12th-century illuminated manuscript

Luke the Evangelist, a miniature from the Bichvinta Gospels.

The Bichvinta Four Gospels (ბიჭვინთის ოთხთავი) is a 12th-century illuminated manuscript of the Four Gospels in Georgian, copied in the nuskhuri script. It is named after the cathedral church in Abkhazia, where the book was discovered in 1830. The manuscript is now at the Georgian National Center of Manuscripts, Tbilisi, as H-2120.

== Description and history ==
The Bichvinta Gospels manuscript consists of 230 folios, 31 x 23 cm. in size. The text is written in the Georgian nuskhuri script, in two columns. The manuscript is adorned with two miniature paintings of the evangelists Mark and Luke, headpieces, and historiated initials in the "capital" asomtavruli script.

The manuscript is placed in a silver cover, which was commissioned—as an accompanying inscription relates—by the Shervashidze princes, Solomon and his son Arzakan, for the Bichvinta Cathedral of the Theotokos on the occasion of their victory on the side of the king of Imereti and Dadiani against Gurieli and Liparit Dadiani, possibly at the battle of Bandza in June 1658. (Note: The Georgian text reads: ქ. პატიოსანო დიდო ბიჭვინთისა მღთისმშობელო... შეწევნითა თქვენითა, მეფესა და დადიანს წინ გავიმარჯვეთ გურიელსა და ლიპარიტ დადიანზედა და ამისთვინ მოვაჭედინეთ ეს პატიოსანი სახარება. ადამიანთა ძეთა დამყარებულო და სერობინ-ქერობინთა ღაღადობითა ცათა ამაღლებულო, ყოველსა ჟამსა სადიდებელ და საგალობელო და დედაქალაქისა დიდო ბიჭვინტისა მღთისა მშობელო... შეწევნითა თქვენითა ესე პატიოსანი დიდი სახარება მოვაჭედინეთ ჩვენ შარვაშიძემა სოლომონ და ძემან ჩუენმა აზრაყან.)
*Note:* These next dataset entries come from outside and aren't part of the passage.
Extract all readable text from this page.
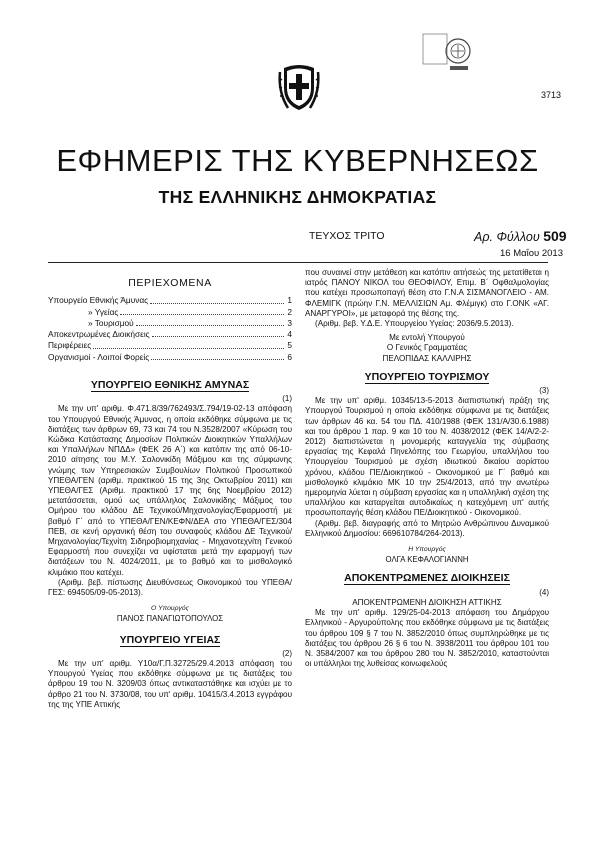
3713
ΕΦΗΜΕΡΙΣ ΤΗΣ ΚΥΒΕΡΝΗΣΕΩΣ
ΤΗΣ ΕΛΛΗΝΙΚΗΣ ΔΗΜΟΚΡΑΤΙΑΣ
ΤΕΥΧΟΣ ΤΡΙΤΟ	Αρ. Φύλλου 509
16 Μαΐου 2013
ΠΕΡΙΕΧΟΜΕΝΑ
Υπουργείο Εθνικής Άμυνας	1
» Υγείας	2
» Τουρισμού	3
Αποκεντρωμένες Διοικήσεις	4
Περιφέρειες	5
Οργανισμοί - Λοιποί Φορείς	6
ΥΠΟΥΡΓΕΙΟ ΕΘΝΙΚΗΣ ΑΜΥΝΑΣ
(1)
Με την υπ' αριθμ. Φ.471.8/39/762493/Σ.794/19-02-13 απόφαση του Υπουργού Εθνικής Άμυνας, η οποία εκδόθηκε σύμφωνα με τις διατάξεις των άρθρων 69, 73 και 74 του Ν.3528/2007 «Κύρωση του Κώδικα Κατάστασης Δημοσίων Πολιτικών Διοικητικών Υπαλλήλων και Υπαλλήλων ΝΠΔΔ» (ΦΕΚ 26 Α΄) και κατόπιν της από 06-10-2010 αίτησης του Μ.Υ. Σαλονικίδη Μάξιμου και της σύμφωνης γνώμης των Υπηρεσιακών Συμβουλίων Πολιτικού Προσωπικού ΥΠΕΘΑ/ΓΕΝ (αριθμ. πρακτικού 15 της 3ης Οκτωβρίου 2011) και ΥΠΕΘΑ/ΓΕΣ (Αριθμ. πρακτικού 17 της 6ης Νοεμβρίου 2012) μετατάσσεται, ομού ως υπάλληλος Σαλονικίδης Μάξιμος του Ομήρου του κλάδου ΔΕ Τεχνικού/Μηχανολογίας/Εφαρμοστή με βαθμό Γ΄ από το ΥΠΕΘΑ/ΓΕΝ/ΚΕΦΝ/ΔΕΑ στο ΥΠΕΘΑ/ΓΕΣ/304 ΠΕΒ, σε κενή οργανική θέση του συναφούς κλάδου ΔΕ Τεχνικού/Μηχανολογίας/Τεχνίτη Σιδηροβιομηχανίας - Μηχανοτεχνίτη Γενικού Εφαρμοστή που συνεχίζει να υφίσταται μετά την εφαρμογή των διατάξεων του Ν. 4024/2011, με το βαθμό και το μισθολογικό κλιμάκιο που κατέχει.
(Αριθμ. βεβ. πίστωσης Διευθύνσεως Οικονομικού του ΥΠΕΘΑ/ΓΕΣ: 694505/09-05-2013).
Ο Υπουργός
ΠΑΝΟΣ ΠΑΝΑΓΙΩΤΟΠΟΥΛΟΣ
ΥΠΟΥΡΓΕΙΟ ΥΓΕΙΑΣ
(2)
Με την υπ' αριθμ. Υ10α/Γ.Π.32725/29.4.2013 απόφαση του Υπουργού Υγείας που εκδόθηκε σύμφωνα με τις διατάξεις του άρθρου 19 του Ν. 3209/03 όπως αντικαταστάθηκε και ισχύει με το άρθρο 21 του Ν. 3730/08, του υπ' αριθμ. 10415/3.4.2013 εγγράφου της της ΥΠΕ Αττικής
που συναινεί στην μετάθεση και κατόπιν αιτήσεώς της μετατίθεται η ιατρός ΠΑΝΟΥ ΝΙΚΟΛ του ΘΕΟΦΙΛΟΥ, Επιμ. Β΄ Οφθαλμολογίας που κατέχει προσωποπαγή θέση στο Γ.Ν.Α ΣΙΣΜΑΝΟΓΛΕΙΟ - ΑΜ. ΦΛΕΜΙΓΚ (πρώην Γ.Ν. ΜΕΛΛΙΣΙΩΝ Αμ. Φλέμιγκ) στο Γ.ΟΝΚ «ΑΓ. ΑΝΑΡΓΥΡΟΙ», με μεταφορά της θέσης της.
(Αριθμ. βεβ. Υ.Δ.Ε. Υπουργείου Υγείας: 2036/9.5.2013).
Με εντολή Υπουργού
Ο Γενικός Γραμματέας
ΠΕΛΟΠΙΔΑΣ ΚΑΛΛΙΡΗΣ
ΥΠΟΥΡΓΕΙΟ ΤΟΥΡΙΣΜΟΥ
(3)
Με την υπ' αριθμ. 10345/13-5-2013 διαπιστωτική πράξη της Υπουργού Τουρισμού η οποία εκδόθηκε σύμφωνα με τις διατάξεις των άρθρων 46 κα. 54 του ΠΔ. 410/1988 (ΦΕΚ 131/Α/30.6.1988) και του άρθρου 1 παρ. 9 και 10 του Ν. 4038/2012 (ΦΕΚ 14/Α/2-2-2012) διαπιστώνεται η μονομερής καταγγελία της σύμβασης εργασίας της Κεφαλά Πηνελόπης του Γεωργίου, υπαλλήλου του Υπουργείου Τουρισμού με σχέση ιδιωτικού δικαίου αορίστου χρόνου, κλάδου ΠΕ/Διοικητικού - Οικονομικού με Γ΄ βαθμό και μισθολογικό κλιμάκιο ΜΚ 10 την 25/4/2013, από την ανωτέρω ημερομηνία λύεται η σύμβαση εργασίας και η υπαλληλική σχέση της υπαλλήλου και καταργείται αυτοδικαίως η κατεχόμενη υπ' αυτής προσωποπαγής θέση κλάδου ΠΕ/Διοικητικού - Οικονομικού.
(Αριθμ. βεβ. διαγραφής από το Μητρώο Ανθρώπινου Δυναμικού Ελληνικού Δημοσίου: 669610784/264-2013).
Η Υπουργός
ΟΛΓΑ ΚΕΦΑΛΟΓΙΑΝΝΗ
ΑΠΟΚΕΝΤΡΩΜΕΝΕΣ ΔΙΟΙΚΗΣΕΙΣ
(4)
ΑΠΟΚΕΝΤΡΩΜΕΝΗ ΔΙΟΙΚΗΣΗ ΑΤΤΙΚΗΣ
Με την υπ' αριθμ. 129/25-04-2013 απόφαση του Δημάρχου Ελληνικού - Αργυρούπολης που εκδόθηκε σύμφωνα με τις διατάξεις του άρθρου 109 § 7 του Ν. 3852/2010 όπως συμπληρώθηκε με τις διατάξεις του άρθρου 26 § 6 του Ν. 3938/2011 του άρθρου 101 του Ν. 3584/2007 και του άρθρου 280 του Ν. 3852/2010, καταστούνται οι υπάλληλοι της λυθείσας κοινωφελούς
The manuscript was discovered as laid open on the altar of the then-abandoned Bichvinta Cathedral by the Russian army soldiers upon their conquest of the area in 1830. The manuscript was taken to the Public Library in St. Petersburg and subsequently transferred to the Georgian National Center of Manuscripts in Tbilisi.